Преподобный, сказал мне мистер Бевинс. Вы не присоединитесь к нам? Даже один дополнительный ум может сыграть свою роль.
В особенности, такой мощный ум, как ваш, сказал мистер Воллман.
Много лет назад я присоединился к моим друзьям в осуществлении l’occupation
[32] одной расставшейся молодой пары, которая проникала в это место после закрытия. Мы в тот раз заставили эту пару предаться прелюбодейству. И соединиться вновь. Год или около того спустя после примирения молодой муж вернулся на это место в поисках того любовного соединения. Мы в любопытстве снова осуществили l’occupation и выяснили, что причины ссоры, которые расстроили их брак в первый раз, в условиях благотворного климата семейной жизни процветали и множились и недавно привели к самоуничтожению его молодой жены с помощью яда.
Таким образом, нужно сказать, что после того вмешательства у нас осталась кровь на руках.
И тогда я дал обет никогда больше не участвовать в подобных деяниях.
Но моя симпатия к мальчику и моя уверенность в том, что недостаточное внимание к нему и стало причиной его несчастья, заставили меня отказаться от этого обета и присоединиться к моим друзьям.

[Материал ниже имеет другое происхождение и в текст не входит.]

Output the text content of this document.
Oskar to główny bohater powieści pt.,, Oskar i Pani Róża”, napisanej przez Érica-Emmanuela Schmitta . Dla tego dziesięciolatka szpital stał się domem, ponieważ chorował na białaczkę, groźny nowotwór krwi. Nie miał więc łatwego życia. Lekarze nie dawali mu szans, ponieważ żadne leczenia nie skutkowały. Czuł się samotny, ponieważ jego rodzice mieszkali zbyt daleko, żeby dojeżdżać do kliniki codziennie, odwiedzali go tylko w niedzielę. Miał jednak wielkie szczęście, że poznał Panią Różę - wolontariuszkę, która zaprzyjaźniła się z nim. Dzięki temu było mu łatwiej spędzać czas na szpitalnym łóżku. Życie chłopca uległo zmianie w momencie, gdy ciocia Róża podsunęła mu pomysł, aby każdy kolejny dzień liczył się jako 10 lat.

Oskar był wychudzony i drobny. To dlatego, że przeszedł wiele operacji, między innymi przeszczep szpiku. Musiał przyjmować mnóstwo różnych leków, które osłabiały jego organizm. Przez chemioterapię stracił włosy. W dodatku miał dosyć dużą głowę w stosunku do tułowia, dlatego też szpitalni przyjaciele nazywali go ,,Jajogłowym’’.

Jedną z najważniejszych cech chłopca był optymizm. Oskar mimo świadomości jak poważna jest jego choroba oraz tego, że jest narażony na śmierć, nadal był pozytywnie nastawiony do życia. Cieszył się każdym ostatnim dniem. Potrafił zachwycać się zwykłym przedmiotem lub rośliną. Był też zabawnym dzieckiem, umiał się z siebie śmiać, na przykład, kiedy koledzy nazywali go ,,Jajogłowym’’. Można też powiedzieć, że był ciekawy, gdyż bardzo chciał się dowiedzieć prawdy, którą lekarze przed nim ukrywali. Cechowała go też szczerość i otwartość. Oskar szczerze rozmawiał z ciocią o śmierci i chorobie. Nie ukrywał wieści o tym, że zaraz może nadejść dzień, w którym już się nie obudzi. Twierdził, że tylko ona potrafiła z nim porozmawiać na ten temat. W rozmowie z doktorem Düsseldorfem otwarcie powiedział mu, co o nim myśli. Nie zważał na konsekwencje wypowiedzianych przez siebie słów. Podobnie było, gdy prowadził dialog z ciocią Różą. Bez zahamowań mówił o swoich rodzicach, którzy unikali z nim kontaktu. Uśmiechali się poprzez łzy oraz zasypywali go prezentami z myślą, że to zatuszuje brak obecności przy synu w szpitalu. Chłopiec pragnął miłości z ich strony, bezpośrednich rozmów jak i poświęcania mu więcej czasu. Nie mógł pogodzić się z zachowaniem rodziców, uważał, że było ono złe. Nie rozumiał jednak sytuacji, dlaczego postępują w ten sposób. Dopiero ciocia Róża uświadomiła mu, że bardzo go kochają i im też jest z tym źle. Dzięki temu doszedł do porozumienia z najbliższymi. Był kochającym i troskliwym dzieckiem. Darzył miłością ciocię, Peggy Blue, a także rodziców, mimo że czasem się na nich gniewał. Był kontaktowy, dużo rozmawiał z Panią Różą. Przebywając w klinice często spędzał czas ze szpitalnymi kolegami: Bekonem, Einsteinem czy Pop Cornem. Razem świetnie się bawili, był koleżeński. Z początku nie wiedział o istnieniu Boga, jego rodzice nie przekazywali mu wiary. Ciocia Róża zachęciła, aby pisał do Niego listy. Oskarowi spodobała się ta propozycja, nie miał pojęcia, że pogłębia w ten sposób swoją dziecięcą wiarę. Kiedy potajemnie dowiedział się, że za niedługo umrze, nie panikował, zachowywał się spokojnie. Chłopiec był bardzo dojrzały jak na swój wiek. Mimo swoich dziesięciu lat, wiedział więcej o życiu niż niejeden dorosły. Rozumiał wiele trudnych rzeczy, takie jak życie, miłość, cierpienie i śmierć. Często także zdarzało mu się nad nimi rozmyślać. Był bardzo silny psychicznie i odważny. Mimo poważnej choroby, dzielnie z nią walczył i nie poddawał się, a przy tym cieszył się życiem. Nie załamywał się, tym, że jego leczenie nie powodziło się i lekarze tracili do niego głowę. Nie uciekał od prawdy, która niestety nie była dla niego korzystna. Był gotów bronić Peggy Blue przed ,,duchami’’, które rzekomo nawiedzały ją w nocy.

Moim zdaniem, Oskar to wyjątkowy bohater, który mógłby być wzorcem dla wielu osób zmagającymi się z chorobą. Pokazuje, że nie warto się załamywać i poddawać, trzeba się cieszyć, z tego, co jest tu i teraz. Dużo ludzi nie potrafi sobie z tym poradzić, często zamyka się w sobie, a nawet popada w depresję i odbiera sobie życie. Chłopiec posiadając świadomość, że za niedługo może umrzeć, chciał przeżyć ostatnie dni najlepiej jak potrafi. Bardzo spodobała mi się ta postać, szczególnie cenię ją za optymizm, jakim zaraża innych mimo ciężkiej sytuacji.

Мы втроем выбежали из белого каменного дома и понеслись скользко́м со всей скоростью, на какую были способны, быстро сокращая расстояние между нами и мистером Линкольном.
А потом прыгнули.
В президента.
Толпа роилась вокруг нас.
Несколько личностей посмелее, вдохновленные нашим примером, тоже стали входить.
Делая сначала разведывательные пробежки по президенту, или слегка, по касательной, дотрагиваясь до него, или вбегая в него, а потом выбегая, как баклан ныряет в воду, чтобы ухватить рыбу.
Смельчак мистер Кохос, бывший котельный мастер, догнав мистера Линкольна, вбежал в него сзади и остался в нем, в точности, шаг за шагом, повторяя его движения.
Да проще простого! — сказал Кохос, и его голос звучал пронзительно от дерзости такого поступка.
И это придало нам храбрости.
Скоро все это превратилось во всеобщее движение.
Никто не хотел остаться в стороне.
Многие вскакивали друг в друга…
Входили друг в друга…
Образовывали множественные соединения…
Сжимались по необходимости…
Чтобы поместились все.
Вошла и миссис Кроуфорд, ее, как всегда, лапал мистер Лонгстрит.
Вошел пронзенный мистер Бойсе; вошел Энди Торн; вошли мистер Твистингс и мистер Дернинг.
Вошел негритянский контингент, освободившись от лейтенанта Стоуна и его патруля; Стоун и его патруль остались снаружи — их оскорбляла мысль о близости с теми персонами.
Бэроны теперь были внутри; внутри были и мисс Дулитл, мистер Йоганнес, мистер Барк, и Тобин «Барсук» Мюллер.
И многие другие.
Всех и не перечислишь.
Столько проявлений воли, воспоминаний, жалоб, желаний, столько грубой жизненной силы.
Теперь нам пришло в голову (когда Мандерс, высоко держа фонарь, повел президента в рощу), что мы можем обуздать эту мощную силу, заставить ее послужить нашей цели.
То, чего мистер Воллман не мог добиться в одиночку…
Может получиться, если все мы объединим усилия.
И вот, когда свет фонаря исчез в стороне, я попросил, чтобы все, кто находится внутри, призвали мистера Линкольна остановиться.
(Мы сначала остановим его и, если это удастся, попытаемся отправить его назад.)
Все охотно согласились.
Польщенные тем, что к ним обратились хоть с какой-то просьбой, готовые участвовать в любой малости.
Стоп! — подумал я, и все присоединились ко мне, и каждый выражал это побуждение на его или ее собственный манер.
Помедли, остановись, прервись.
Воздержись, прекрати, приостанови всякое движение вперед.
И тому подобное.
Какое удовольствие. Какое это было удовольствие находиться там. Всем вместе. Объединенными одной целью. Внутри всем вместе, но и еще внутри друг друга, что давало возможность получать представление о чужих мыслях и о мыслях мистера Линкольна. Как это было хорошо — делать общее дело вместе!